7. Hitching Up (11 Sept 1978)
8. Heat Wave (18 Sept 1978)
9. Brumby Run (25 Sept 1978)
10. Road to Naragoona (2 Oct 1978) - Chris and Stokey both find romance when they break down in a small town.
11. Thunderplain Stallion (9 Oct 1978) - Chris and Stokey escort a racehorse.

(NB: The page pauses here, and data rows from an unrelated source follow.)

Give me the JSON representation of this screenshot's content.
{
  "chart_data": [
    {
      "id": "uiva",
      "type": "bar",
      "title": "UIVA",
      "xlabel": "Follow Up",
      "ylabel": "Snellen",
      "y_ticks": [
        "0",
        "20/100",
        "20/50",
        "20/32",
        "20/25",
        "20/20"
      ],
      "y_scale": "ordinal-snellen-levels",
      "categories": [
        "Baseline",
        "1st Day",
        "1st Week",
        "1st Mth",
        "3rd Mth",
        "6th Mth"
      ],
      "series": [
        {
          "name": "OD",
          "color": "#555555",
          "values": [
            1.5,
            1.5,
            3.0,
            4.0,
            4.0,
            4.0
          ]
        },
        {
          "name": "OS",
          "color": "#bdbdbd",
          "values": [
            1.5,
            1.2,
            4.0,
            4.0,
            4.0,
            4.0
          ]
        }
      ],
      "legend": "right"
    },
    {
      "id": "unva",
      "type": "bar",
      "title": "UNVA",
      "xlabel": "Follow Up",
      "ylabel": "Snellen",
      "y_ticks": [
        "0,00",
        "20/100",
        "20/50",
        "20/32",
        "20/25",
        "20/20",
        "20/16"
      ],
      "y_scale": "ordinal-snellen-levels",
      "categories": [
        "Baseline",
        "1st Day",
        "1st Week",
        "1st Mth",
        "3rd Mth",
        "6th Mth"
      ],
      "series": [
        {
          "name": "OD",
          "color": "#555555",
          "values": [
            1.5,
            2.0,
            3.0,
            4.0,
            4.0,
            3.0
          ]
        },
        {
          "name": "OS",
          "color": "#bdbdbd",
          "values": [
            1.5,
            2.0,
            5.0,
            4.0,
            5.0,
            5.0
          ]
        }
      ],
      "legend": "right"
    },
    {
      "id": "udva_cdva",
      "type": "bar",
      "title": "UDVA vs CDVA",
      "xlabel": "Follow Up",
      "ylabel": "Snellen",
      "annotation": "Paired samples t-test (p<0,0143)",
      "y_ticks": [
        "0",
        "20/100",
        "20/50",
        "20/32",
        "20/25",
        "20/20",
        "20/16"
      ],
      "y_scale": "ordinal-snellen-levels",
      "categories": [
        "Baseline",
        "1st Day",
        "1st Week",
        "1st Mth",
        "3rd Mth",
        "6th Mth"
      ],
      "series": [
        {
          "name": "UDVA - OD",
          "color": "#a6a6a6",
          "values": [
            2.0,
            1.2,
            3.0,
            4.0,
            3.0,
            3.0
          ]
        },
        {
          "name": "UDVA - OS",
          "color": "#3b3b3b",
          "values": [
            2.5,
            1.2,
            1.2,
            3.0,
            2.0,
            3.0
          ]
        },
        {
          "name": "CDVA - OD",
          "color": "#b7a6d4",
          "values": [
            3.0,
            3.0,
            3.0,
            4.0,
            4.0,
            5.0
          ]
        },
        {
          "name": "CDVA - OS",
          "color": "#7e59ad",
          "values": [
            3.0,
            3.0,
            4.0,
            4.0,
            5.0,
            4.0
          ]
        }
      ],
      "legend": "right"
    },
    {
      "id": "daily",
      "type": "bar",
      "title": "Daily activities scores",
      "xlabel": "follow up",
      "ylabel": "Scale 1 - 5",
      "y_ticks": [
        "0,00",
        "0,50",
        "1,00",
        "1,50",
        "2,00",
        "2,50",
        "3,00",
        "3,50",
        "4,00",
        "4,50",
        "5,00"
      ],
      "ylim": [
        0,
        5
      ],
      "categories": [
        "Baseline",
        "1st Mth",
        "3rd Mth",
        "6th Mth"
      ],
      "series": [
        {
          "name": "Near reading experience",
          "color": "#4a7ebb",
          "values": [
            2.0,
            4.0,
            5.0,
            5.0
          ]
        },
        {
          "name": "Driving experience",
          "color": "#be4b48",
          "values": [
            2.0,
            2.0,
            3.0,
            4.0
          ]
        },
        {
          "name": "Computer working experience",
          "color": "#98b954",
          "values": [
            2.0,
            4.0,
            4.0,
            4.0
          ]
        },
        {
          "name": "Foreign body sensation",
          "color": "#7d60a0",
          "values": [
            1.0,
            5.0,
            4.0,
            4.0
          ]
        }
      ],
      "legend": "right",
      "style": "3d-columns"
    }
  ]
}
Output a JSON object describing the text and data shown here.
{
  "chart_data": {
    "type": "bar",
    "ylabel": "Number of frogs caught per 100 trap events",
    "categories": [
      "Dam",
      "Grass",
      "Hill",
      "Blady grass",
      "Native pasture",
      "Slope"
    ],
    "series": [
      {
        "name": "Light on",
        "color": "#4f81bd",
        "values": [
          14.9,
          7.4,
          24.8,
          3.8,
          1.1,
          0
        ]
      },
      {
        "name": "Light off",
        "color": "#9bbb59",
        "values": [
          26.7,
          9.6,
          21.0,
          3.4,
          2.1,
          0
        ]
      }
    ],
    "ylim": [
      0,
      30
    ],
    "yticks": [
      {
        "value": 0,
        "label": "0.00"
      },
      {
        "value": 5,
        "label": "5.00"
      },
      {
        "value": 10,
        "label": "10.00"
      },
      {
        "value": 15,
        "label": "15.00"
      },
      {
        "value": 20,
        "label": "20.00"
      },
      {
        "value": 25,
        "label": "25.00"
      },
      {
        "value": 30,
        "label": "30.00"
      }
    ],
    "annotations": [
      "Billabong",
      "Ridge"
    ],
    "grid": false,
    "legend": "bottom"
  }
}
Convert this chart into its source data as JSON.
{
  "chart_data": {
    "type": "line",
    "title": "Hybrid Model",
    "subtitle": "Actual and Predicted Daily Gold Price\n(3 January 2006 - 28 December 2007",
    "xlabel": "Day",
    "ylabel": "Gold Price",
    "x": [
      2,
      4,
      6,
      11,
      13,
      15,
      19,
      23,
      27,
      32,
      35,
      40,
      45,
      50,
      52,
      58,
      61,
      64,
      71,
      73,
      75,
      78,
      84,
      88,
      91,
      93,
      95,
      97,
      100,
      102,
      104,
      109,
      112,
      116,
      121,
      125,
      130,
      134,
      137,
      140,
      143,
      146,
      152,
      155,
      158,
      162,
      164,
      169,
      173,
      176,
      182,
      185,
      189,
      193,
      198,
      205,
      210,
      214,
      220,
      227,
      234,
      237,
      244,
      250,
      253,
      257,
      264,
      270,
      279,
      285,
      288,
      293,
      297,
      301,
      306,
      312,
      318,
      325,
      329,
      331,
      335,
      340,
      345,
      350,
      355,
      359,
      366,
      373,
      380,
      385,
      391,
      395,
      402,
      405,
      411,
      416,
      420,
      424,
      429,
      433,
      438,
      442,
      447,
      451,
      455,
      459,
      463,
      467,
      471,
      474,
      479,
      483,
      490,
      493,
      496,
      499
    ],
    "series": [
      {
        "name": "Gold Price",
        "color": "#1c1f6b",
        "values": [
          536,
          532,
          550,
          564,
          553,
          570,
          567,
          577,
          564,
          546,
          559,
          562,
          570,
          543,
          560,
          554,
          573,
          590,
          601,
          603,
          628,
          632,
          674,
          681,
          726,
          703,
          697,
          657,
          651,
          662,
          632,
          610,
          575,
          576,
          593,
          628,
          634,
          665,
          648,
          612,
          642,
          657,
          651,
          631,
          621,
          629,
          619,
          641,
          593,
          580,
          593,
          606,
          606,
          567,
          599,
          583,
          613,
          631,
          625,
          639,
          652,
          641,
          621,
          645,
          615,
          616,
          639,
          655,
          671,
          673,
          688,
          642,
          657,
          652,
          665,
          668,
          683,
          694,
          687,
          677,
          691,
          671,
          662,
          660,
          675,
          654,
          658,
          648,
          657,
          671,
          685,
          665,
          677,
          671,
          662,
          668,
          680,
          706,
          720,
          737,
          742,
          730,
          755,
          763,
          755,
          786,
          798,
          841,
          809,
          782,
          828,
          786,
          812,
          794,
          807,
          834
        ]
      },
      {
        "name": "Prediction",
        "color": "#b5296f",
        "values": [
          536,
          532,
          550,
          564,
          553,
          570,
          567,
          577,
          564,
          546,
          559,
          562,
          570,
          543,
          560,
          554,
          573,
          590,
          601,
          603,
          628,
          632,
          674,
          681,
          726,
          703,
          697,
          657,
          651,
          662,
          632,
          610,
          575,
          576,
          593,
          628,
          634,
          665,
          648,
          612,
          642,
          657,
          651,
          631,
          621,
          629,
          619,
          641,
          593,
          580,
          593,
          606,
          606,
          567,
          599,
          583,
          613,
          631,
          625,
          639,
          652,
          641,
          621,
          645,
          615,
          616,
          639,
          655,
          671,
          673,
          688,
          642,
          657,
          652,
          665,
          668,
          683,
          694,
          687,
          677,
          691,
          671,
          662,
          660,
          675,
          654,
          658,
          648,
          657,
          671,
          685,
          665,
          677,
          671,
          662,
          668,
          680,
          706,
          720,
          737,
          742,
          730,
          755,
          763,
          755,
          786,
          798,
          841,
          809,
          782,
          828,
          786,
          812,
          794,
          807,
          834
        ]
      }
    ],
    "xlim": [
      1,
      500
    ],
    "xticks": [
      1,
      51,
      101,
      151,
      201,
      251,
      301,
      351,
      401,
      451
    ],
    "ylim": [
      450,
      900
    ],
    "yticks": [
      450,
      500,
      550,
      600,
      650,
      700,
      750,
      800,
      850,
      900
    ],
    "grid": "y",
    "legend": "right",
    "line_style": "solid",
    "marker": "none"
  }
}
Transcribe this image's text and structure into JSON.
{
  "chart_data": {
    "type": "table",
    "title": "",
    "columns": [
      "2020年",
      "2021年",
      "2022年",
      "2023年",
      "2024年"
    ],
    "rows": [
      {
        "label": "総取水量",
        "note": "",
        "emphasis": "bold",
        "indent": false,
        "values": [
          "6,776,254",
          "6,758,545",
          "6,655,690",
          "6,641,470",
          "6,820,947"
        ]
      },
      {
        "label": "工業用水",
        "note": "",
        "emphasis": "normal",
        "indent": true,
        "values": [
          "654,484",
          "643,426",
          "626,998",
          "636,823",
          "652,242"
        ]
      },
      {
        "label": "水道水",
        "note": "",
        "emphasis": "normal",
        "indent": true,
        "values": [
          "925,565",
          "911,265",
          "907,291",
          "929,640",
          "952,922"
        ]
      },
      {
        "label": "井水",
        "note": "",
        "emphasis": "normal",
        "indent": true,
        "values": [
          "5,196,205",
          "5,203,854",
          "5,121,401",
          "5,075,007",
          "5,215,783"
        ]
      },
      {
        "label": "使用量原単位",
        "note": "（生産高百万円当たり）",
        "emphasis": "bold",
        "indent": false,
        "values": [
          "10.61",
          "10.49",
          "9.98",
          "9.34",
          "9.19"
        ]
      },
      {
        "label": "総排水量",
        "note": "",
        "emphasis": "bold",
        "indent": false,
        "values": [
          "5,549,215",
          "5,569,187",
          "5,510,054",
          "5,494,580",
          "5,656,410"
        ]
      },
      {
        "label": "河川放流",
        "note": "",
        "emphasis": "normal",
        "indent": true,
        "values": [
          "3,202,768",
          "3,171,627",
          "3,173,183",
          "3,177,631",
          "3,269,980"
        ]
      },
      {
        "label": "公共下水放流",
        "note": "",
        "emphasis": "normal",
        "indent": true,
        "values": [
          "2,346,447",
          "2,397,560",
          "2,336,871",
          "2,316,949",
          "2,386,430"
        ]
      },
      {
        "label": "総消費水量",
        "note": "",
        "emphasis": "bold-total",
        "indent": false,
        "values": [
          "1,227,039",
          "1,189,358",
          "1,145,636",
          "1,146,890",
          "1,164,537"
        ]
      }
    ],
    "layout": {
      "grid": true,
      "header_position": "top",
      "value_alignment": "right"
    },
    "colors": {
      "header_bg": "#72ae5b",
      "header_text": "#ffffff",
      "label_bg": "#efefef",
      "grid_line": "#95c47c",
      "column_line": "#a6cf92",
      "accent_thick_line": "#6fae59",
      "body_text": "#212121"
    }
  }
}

12. Final Payment (16 October 1978) - Chris finds out Carol is pregnant.

==Reception==
Reviewing the first episode the Sun Herald said "the ABC has gone down market... the people at whom this series is aimed would rarely turn to the ABC."

==Critique==
John Wood later recalled: "I thought it was a tremendously innovative show, but it came aground on the reef of ABC internal politics. Obviously there were things wrong with it, and I guess by going for truthfulness they stuffed up in a sense, because one of the problems in driving along in a truck and doing different angles and two shots and reverses is that it's totally impossible to match the engine revs at any time. But apart from that problem of not being able to match the soundtrack, I thought it was a wonderful show. Unfortunately it caused a lot of havoc, because the guy who took over as head of drama in Sydney had been an ex-sound recordist, and he regarded it as beneath his 'golden standard', so he was very willing to sabotage it. And it was a great excuse for the Sydney mob to say you stuffed up down there."